Saturday, October 8, 2011

‘Taliban can’t raise a finger without Pakistan’

http://www.pakistantoday.com.pk

As the war in Afghanistan hit the 10-year mark on Friday, President Hamid Karzai claimed the Taliban were being propped up by Pakistan and that the militants could not lift a finger without Pakistan’s consent. The war will only end when something is done to rout insurgents from their sanctuaries across the border, he said.
President Karzai admitted his government and the US-led NATO mission had failed to provide security to Afghans in an interview to mark 10 years of war. Karzai, who was forced to review his efforts to broker a settlement after his peace envoy Burhanuddin Rabbani was assassinated last month, also told the BBC that he had not ruled out peace talks with the insurgents. “We’ve done terribly badly in providing security to the Afghan people and this is the greatest shortcoming of our government and of our international partners,” he said.
“What we should do is to provide better, more predictable environment of security to the Afghan citizens, and that the international community and the Afghan government definitely have failed (to do),” he added. The Afghan president, who took office shortly after the 2001 US-led invasion brought down the Taliban regime, denied that Rabbani’s killing by a suicide bomber on September 20 had suspended his quest for talks with the Taliban. “We have not said that we will not talk to them. We’ve said we don’t know who to talk to, we don’t have an address,” he told the BBC.
The assassin who killed Rabbani with explosives under his turban had secured a private audience with the former Afghan president by posing as a peace emissary from the Taliban leadership. “We were asking for negotiations,” said Karzai. “We wanted to talk to them, but with the assassination of president Rabbani, and by someone who came in the name of a messenger from Taliban, now we know that we don’t have an address to talk to,” the president added. Until a representative emerges “we’ll not be able to talk to Taliban because we don’t know where to find them”, he told the BBC.
Karzai has promised to call a traditional assembly of national leaders, the loya jirga, in order to decide on a peace strategy after coming under mounting calls to drop talks with the Taliban from the agenda entirely.
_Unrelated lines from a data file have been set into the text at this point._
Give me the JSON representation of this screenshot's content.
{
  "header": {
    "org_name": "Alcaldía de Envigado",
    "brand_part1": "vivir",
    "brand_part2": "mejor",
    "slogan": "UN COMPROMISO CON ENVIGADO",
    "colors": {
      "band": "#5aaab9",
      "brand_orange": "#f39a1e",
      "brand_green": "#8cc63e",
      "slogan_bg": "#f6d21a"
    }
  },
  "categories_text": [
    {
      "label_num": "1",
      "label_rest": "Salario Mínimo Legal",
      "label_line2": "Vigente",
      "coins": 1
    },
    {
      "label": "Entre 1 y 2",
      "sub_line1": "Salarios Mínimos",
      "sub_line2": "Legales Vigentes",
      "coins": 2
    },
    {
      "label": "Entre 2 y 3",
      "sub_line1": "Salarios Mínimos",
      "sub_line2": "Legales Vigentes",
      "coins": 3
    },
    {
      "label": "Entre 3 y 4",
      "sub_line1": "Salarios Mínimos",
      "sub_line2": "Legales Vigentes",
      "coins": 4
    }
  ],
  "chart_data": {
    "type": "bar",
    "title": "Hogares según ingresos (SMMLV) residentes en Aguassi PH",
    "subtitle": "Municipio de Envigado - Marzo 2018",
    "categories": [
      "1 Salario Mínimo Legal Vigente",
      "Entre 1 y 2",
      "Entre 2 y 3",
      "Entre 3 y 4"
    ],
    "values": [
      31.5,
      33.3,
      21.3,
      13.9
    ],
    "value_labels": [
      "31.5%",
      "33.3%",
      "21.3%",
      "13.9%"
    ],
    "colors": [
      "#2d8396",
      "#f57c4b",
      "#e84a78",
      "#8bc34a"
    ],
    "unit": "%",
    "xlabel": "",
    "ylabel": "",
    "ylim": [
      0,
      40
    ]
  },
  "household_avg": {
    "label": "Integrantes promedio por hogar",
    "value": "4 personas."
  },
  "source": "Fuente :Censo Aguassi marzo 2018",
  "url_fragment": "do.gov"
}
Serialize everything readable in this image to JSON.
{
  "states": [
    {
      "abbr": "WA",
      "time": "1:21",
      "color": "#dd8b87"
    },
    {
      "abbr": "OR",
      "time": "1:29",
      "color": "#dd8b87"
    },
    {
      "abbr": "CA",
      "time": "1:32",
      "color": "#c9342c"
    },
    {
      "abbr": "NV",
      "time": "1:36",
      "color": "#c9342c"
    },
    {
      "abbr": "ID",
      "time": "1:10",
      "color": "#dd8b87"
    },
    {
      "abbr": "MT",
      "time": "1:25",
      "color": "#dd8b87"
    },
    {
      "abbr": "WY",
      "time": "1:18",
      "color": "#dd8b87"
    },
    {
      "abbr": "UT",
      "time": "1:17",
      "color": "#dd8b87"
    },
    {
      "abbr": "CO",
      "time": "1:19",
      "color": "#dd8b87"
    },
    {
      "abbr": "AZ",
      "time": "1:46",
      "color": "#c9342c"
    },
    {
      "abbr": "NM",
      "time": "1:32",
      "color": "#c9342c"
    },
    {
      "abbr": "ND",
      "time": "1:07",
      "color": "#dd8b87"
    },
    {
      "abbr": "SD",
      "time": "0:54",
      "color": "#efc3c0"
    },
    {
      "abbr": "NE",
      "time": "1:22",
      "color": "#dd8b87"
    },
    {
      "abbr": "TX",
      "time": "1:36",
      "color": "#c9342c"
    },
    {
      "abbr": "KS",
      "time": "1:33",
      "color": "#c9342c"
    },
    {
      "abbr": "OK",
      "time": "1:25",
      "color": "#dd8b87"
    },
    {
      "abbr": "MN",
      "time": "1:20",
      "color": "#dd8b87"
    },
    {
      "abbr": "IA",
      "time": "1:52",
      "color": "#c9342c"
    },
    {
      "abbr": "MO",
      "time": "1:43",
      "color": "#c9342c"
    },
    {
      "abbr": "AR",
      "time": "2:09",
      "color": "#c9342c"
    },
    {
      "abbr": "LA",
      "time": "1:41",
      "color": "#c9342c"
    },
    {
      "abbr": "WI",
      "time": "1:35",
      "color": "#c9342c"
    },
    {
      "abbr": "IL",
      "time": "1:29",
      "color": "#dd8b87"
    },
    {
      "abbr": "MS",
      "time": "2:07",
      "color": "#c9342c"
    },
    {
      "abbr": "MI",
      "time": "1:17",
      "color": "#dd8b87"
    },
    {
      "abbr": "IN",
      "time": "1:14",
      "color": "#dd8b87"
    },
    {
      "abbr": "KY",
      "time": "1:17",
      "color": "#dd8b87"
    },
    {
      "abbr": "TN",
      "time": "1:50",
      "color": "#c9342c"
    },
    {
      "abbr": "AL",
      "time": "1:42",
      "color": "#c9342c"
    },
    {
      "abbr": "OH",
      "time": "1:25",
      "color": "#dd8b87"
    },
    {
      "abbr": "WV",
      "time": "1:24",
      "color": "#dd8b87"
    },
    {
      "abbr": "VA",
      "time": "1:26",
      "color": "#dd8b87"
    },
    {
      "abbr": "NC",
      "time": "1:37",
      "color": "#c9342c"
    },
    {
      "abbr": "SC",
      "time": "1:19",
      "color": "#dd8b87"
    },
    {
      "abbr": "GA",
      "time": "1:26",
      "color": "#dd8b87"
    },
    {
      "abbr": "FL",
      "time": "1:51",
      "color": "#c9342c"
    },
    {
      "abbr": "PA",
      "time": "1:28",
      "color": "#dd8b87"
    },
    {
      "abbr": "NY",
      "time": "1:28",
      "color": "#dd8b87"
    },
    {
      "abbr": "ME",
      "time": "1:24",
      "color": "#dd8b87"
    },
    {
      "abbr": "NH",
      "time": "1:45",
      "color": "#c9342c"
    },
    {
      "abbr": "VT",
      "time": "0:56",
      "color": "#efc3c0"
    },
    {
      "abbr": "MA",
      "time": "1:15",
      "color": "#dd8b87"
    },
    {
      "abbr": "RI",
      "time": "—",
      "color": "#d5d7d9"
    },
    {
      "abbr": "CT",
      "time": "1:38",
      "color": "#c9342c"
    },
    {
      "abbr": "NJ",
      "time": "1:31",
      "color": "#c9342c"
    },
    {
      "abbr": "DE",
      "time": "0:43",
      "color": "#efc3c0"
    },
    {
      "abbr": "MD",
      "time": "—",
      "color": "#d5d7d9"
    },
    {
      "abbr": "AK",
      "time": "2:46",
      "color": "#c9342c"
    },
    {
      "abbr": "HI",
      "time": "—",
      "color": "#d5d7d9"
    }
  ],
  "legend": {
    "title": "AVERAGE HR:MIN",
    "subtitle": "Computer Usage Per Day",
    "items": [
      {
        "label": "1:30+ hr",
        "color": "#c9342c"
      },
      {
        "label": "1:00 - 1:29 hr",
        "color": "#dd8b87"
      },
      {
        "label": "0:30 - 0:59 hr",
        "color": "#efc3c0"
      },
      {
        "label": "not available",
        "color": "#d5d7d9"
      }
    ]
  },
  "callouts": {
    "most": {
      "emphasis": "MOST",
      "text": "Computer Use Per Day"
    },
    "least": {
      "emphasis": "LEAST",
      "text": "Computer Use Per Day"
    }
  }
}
On the other hand, the Taliban vowed to keep fighting until all foreign forces left Afghanistan in a statement on Friday to mark the 10th anniversary of the US military campaign in the country.
The group’s fight in the last decade, “even with scarce weapons and equipment...forced the occupiers, who intended to stay forever, to rethink their position”, Taliban spokesman Zabihullah Mujahid said in an English-language statement.